We have that the neutral pion has quark composition given by:
$$\pi^0=\frac{u\bar{u}-d\bar{d}}{\sqrt{2}}$$
I want to justify this. This can be deduced by reasoning with isospin. We know that:
$$|\pi^0\rangle=|1,0\rangle, \quad |u\rangle=|1/2,1/2\rangle, \quad |d\rangle=|1/2,-1/2\rangle$$
so it follows that:
$$|\pi^0\rangle=\frac{|u\rangle|d\rangle+|d\rangle|u\rangle}{\sqrt{2}}$$
From this, we want to show that:
$$|\pi^0\rangle=\frac{|u\rangle|\bar{u}\rangle-|d\rangle|\bar{d}\rangle}{\sqrt{2}}$$
from which follows the quark composition of $\pi^0$. So let's define:
$$|\bar{u}\rangle \equiv |d\rangle=|1/2,-1/2\rangle$$
We now define the isospin $|\bar{d}\rangle$ of $\bar{d}$ reasoning as follows.
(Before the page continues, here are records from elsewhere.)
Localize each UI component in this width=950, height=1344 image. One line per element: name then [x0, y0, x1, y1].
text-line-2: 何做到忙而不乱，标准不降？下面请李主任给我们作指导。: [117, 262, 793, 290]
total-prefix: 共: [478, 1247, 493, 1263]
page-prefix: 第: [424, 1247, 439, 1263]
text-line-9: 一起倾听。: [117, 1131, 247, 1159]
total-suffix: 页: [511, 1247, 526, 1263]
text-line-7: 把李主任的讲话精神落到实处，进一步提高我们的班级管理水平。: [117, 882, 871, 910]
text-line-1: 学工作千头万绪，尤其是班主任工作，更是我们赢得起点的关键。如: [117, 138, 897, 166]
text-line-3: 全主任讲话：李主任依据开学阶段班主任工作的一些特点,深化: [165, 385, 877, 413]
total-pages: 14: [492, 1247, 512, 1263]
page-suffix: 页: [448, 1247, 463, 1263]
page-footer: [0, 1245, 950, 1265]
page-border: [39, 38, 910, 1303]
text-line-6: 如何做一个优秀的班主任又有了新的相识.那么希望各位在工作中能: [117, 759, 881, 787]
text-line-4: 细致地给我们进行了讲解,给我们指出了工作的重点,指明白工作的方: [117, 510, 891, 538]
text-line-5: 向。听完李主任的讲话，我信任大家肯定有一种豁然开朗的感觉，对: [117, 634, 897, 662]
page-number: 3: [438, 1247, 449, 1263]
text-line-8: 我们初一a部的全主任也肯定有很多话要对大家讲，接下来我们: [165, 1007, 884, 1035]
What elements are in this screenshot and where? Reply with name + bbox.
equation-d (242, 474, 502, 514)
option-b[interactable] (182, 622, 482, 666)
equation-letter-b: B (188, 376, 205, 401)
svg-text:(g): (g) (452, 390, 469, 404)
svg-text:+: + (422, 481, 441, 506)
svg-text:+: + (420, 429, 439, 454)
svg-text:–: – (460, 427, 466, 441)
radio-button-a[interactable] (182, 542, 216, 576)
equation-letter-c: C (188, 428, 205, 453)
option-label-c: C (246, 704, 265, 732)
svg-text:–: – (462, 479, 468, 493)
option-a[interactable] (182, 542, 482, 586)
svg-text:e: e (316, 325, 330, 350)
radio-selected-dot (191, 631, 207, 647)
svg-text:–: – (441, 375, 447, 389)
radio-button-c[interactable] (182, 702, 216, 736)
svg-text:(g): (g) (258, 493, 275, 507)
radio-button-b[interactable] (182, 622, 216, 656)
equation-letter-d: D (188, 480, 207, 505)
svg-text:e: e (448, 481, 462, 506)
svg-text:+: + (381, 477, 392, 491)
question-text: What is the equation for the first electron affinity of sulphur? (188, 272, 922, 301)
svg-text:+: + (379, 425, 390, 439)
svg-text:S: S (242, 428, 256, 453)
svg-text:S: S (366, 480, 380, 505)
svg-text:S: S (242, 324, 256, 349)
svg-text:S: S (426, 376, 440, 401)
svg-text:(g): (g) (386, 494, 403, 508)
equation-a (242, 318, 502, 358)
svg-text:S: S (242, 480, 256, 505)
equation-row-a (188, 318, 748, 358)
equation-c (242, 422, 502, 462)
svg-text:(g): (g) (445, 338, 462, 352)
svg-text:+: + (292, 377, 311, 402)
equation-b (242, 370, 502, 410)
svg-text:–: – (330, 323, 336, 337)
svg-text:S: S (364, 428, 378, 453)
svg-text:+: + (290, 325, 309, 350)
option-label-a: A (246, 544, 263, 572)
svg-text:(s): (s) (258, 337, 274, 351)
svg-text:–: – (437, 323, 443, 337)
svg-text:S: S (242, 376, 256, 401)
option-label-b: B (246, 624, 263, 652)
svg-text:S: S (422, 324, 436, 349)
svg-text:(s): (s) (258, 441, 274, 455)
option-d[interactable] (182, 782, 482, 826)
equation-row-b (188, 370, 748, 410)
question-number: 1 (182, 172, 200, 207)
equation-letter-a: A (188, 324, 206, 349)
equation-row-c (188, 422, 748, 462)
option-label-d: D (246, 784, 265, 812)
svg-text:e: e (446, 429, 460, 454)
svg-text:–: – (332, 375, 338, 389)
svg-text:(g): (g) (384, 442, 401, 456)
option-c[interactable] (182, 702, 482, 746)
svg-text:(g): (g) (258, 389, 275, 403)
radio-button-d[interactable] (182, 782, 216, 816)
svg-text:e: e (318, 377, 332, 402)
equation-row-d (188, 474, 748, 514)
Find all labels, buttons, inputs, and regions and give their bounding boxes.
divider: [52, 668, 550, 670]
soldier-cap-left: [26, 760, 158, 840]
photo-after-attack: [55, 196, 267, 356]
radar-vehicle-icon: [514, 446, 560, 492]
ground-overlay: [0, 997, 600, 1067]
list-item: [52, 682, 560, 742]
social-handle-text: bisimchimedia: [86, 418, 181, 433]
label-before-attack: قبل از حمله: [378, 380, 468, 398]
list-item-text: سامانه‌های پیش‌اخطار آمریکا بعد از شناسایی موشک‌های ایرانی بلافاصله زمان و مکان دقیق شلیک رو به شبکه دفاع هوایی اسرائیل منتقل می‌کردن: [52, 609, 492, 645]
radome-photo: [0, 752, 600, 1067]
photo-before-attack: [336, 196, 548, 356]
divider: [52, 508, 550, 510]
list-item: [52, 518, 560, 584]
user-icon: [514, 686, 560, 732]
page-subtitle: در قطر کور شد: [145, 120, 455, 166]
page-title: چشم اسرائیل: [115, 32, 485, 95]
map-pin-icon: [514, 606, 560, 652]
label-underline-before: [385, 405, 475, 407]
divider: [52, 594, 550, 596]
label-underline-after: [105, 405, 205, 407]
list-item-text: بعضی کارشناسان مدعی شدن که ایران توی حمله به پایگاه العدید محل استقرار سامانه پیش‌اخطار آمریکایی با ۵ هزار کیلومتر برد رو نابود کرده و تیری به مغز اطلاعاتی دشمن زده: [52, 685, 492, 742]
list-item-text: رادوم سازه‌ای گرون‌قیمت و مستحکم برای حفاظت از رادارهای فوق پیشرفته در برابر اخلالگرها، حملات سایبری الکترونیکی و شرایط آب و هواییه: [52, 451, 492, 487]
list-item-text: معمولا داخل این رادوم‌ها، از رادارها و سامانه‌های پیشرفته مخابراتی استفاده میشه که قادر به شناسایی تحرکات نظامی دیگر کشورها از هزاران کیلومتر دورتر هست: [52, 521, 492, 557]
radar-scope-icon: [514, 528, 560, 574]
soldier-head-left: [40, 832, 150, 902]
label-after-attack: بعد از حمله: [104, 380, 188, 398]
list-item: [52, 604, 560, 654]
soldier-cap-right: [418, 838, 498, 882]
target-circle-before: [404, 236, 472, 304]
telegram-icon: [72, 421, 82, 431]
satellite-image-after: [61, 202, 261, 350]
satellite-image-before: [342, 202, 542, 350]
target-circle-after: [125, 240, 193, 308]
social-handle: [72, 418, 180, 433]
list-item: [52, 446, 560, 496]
Let's consider the unitary matrix:
$$U=\begin{pmatrix} 0 & -1 \\ 1 & 0 \end{pmatrix}$$
This matrix represents a unitary operator $U$ in the representation where:
$$|u\rangle=(1,0), \quad |d\rangle=(0,1)$$
These are to be understood as column vectors. We obviously have:
$$U|u\rangle=|d\rangle$$
So it must be also that:
$$U|\bar{u}\rangle=|\bar{d}\rangle$$
since a transformation that changes $u$ with $d$ also has to change $\bar{u}$ with $\bar{d}$. But we have that:
$$U|\bar{u}\rangle=U|d\rangle=-|u\rangle$$
So we impose that:
$$|\bar{d}\rangle \equiv -|u\rangle=-|1/2,1/2\rangle$$
It follows that:
$$|\pi^0\rangle=\frac{|u\rangle|d\rangle+|d\rangle|u\rangle}{\sqrt{2}}=\frac{|u\rangle|\bar{u}\rangle-|d\rangle|\bar{d}\rangle}{\sqrt{2}}$$
since $|\bar{u}\rangle=|d\rangle$ and $|\bar{d}\rangle=-|u\rangle$. Then finally:
$$\pi^0=\frac{u\bar{u}-d\bar{d}}{\sqrt{2}}$$
My question: I'm pretty sure that my reasonement is correct. I only have a doubt in the section where I state that from $U|u\rangle=|d\rangle$ must follow that $U|\bar{u}\rangle=|\bar{d}\rangle$ (I stress this part in bold in my question). Is this assumption correct?